Tegiri said:
I suggest the O notation doesn't really work for HashMap. Consider
HashMap with lookup table size k. Then for an input n < k we indeed
have constant access time. For large input n >> k the access time
becomes linear. And the O notation is an approximation of the
complexity function when input is assumed to grow infinitely large.
Therefore, the HashMap gives you O(n) access time.
java.util.HashMap is designed to grow, I assume in order to avoid
exactly the issue you describe.
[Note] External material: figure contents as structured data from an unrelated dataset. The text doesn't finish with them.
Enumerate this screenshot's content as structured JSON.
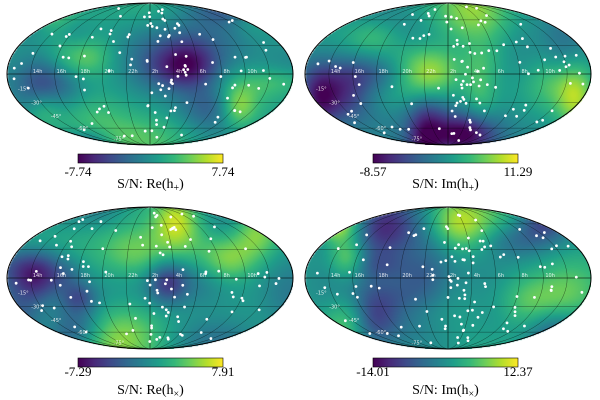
{
  "chart_data": [
    {
      "type": "heatmap",
      "projection": "mollweide",
      "colormap": "viridis",
      "title": "S/N: Re(h+)",
      "colorbar": {
        "min": -7.74,
        "max": 7.74,
        "min_label": "-7.74",
        "max_label": "7.74"
      },
      "label_main": "S/N: Re(h",
      "label_sub": "+",
      "label_close": ")",
      "ra_labels": [
        "10h",
        "8h",
        "6h",
        "4h",
        "2h",
        "22h",
        "20h",
        "18h",
        "16h",
        "14h"
      ],
      "dec_labels": [
        "-15°",
        "-30°",
        "-45°",
        "-60°",
        "-75°"
      ],
      "seed": 11
    },
    {
      "type": "heatmap",
      "projection": "mollweide",
      "colormap": "viridis",
      "title": "S/N: Im(h+)",
      "colorbar": {
        "min": -8.57,
        "max": 11.29,
        "min_label": "-8.57",
        "max_label": "11.29"
      },
      "label_main": "S/N: Im(h",
      "label_sub": "+",
      "label_close": ")",
      "ra_labels": [
        "10h",
        "8h",
        "6h",
        "4h",
        "2h",
        "22h",
        "20h",
        "18h",
        "16h",
        "14h"
      ],
      "dec_labels": [
        "-15°",
        "-30°",
        "-45°",
        "-60°",
        "-75°"
      ],
      "seed": 23
    },
    {
      "type": "heatmap",
      "projection": "mollweide",
      "colormap": "viridis",
      "title": "S/N: Re(h×)",
      "colorbar": {
        "min": -7.29,
        "max": 7.91,
        "min_label": "-7.29",
        "max_label": "7.91"
      },
      "label_main": "S/N: Re(h",
      "label_sub": "×",
      "label_close": ")",
      "ra_labels": [
        "10h",
        "8h",
        "6h",
        "4h",
        "2h",
        "22h",
        "20h",
        "18h",
        "16h",
        "14h"
      ],
      "dec_labels": [
        "-15°",
        "-30°",
        "-45°",
        "-60°",
        "-75°"
      ],
      "seed": 37
    },
    {
      "type": "heatmap",
      "projection": "mollweide",
      "colormap": "viridis",
      "title": "S/N: Im(h×)",
      "colorbar": {
        "min": -14.01,
        "max": 12.37,
        "min_label": "-14.01",
        "max_label": "12.37"
      },
      "label_main": "S/N: Im(h",
      "label_sub": "×",
      "label_close": ")",
      "ra_labels": [
        "10h",
        "8h",
        "6h",
        "4h",
        "2h",
        "22h",
        "20h",
        "18h",
        "16h",
        "14h"
      ],
      "dec_labels": [
        "-15°",
        "-30°",
        "-45°",
        "-60°",
        "-75°"
      ],
      "seed": 53
    }
  ]
}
You do not specify a maximum number of
buckets, as you seem to be assuming, just an initial capacity and a
maximum load factor.
When the number of entries divided by the capacity exceeds the load
factor, the capacity is approximately doubled in a rehash operation.
That keeps the lookup cost O(1), assuming good hashing.
Of course, it does affect the computational complexity of building a
HashMap with N elements. There are two interesting cases:
1. Constant initial capacity. Construction is O(1), but there will be
O(log N) rehash operations, and rehash appears to me to be linear in
current size. Insertion of an element that does not trigger a rehash is
O(1), but element insertion that does trigger a rehash is O(N). The
total build cost O(N log(N)).
2. Initial capacity linear in N. This is, of course, only practical if N
is known at construction time. Construction is O(N) but the number of
rehashes is O(1), zero given a good choice of initial capacity, and
insertion of a single element is O(1). The total build cost O(N).